The secluded environment and experimental philosophy of Black Mountain College attracted maverick spirits across all disciplines. Faculty, staff, and students cooperated to sustain the school through the Great Depression and World War II. They operated a farm, built their own buildings as part of architecture classes, and collaborated on artistic endeavors. By consensus, they began racial integration efforts 10 years before Brown vs. Board of Education. The combination of a rural American work ethic and cutting-edge European modernism seemed to work. In 1957, debt forced the school to close, but it has become legendary as an incubator for modern and postmodern poetry, painting, sculpture, craft, music, dance, and interdisciplinary work.
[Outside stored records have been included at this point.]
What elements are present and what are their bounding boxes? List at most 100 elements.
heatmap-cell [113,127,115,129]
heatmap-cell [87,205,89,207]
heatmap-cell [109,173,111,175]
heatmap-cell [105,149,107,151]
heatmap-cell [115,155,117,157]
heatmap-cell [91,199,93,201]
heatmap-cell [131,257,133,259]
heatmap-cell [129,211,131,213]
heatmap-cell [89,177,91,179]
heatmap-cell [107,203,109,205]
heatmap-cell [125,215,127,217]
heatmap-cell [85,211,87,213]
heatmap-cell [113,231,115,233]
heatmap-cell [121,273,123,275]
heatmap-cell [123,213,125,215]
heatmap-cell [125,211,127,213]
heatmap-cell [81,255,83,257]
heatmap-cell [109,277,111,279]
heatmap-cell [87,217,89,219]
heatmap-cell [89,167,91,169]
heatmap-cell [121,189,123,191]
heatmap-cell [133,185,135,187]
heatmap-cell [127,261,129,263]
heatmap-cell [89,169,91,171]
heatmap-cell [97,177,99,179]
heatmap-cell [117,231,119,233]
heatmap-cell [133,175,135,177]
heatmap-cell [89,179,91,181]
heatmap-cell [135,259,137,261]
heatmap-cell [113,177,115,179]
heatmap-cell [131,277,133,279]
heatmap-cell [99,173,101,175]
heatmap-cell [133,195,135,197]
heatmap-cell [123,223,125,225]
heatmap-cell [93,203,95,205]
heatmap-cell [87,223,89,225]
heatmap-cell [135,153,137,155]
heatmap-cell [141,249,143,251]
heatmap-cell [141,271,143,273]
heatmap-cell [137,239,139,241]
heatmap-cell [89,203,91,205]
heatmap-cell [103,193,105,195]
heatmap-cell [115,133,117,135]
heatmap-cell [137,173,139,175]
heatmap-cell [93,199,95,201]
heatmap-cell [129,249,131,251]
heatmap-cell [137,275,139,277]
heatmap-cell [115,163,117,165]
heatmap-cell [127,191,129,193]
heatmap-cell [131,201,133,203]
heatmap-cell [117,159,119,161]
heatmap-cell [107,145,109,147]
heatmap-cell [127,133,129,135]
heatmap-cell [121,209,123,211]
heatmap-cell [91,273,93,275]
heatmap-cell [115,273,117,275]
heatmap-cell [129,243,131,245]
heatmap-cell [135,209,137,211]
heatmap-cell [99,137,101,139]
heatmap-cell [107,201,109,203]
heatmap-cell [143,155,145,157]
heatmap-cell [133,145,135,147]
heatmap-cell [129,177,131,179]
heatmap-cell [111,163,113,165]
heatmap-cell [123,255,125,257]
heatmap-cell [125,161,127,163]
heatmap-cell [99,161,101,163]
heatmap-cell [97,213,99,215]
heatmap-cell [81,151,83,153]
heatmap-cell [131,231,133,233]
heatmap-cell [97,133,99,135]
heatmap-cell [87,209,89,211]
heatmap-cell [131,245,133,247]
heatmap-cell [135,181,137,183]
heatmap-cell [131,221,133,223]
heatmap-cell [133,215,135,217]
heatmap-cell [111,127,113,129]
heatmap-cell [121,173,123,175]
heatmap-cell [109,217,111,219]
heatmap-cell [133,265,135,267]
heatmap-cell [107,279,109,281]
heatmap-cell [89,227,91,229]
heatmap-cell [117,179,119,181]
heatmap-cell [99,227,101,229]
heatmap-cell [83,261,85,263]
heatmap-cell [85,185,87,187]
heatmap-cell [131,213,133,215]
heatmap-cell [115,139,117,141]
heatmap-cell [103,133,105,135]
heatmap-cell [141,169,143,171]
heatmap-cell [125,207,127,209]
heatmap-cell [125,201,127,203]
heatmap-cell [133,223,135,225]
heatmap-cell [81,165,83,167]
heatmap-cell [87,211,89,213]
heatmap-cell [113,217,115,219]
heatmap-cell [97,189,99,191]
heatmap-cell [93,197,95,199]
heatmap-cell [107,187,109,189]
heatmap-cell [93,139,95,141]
In 1993, arts advocate Mary Holden Thompson opened a museum dedicated to telling the story of Black Mountain College. In 2018, the museum moved into its first permanent location in downtown AshevilleBlack Mountain College Museum + Arts Center is a 6,500-square-foot space with two floors of gallery space, a bookstore, and a research library. The building dates to 1925, when it was the home of the Asheville Times newspaper. The museum hosts historic exhibitions as well as contemporary performances and events that showcase how the Black Mountain College’s influence continues into the present day. 

Past exhibitions have included deep dives into African American painter Jacob Lawrence’s term as visiting faculty; the political context and FBI investigation of the college; and the multigenerational conversation between experimental filmmaker Stan VanDerBeek (whose movies inspired Terry Gilliam) and his daughter, contemporary artist Sara VanDerBeek.

The museum’s research library is open to the public during all business hours. It includes books about and by the faculty and students of Black Mountain College, including publications of the influential small press The Jargon Society founded by alumnus Jonathan Williams, and poetry of the Black Mountain Poets.

The museum also hosts events that take place on the historic site of Black Mountain College, which is now privately owned. In the spring, the {Re}HAPPENING arts festival reactivates the college’s spirit through performances, installations, and interactive art by contemporary artists whose work continues in this experimental legacy. In the fall, the ReVIEWING Black Mountain College annual conference convenes scholars from around the world, and culminates with a historic tour of the campus.

Know Before You Go

The museum is open Monday through Saturday from 11 a.m. to 5 p.m., and Sunday from 1 p.m. to 5 p.m. It is closed between exhibitions, so check the website or call before planning your visit. The suggested donation for admission is $5-10, but visitors are welcome to contribute as they choose. Evening performances, film screenings, and other events are typically $8-15.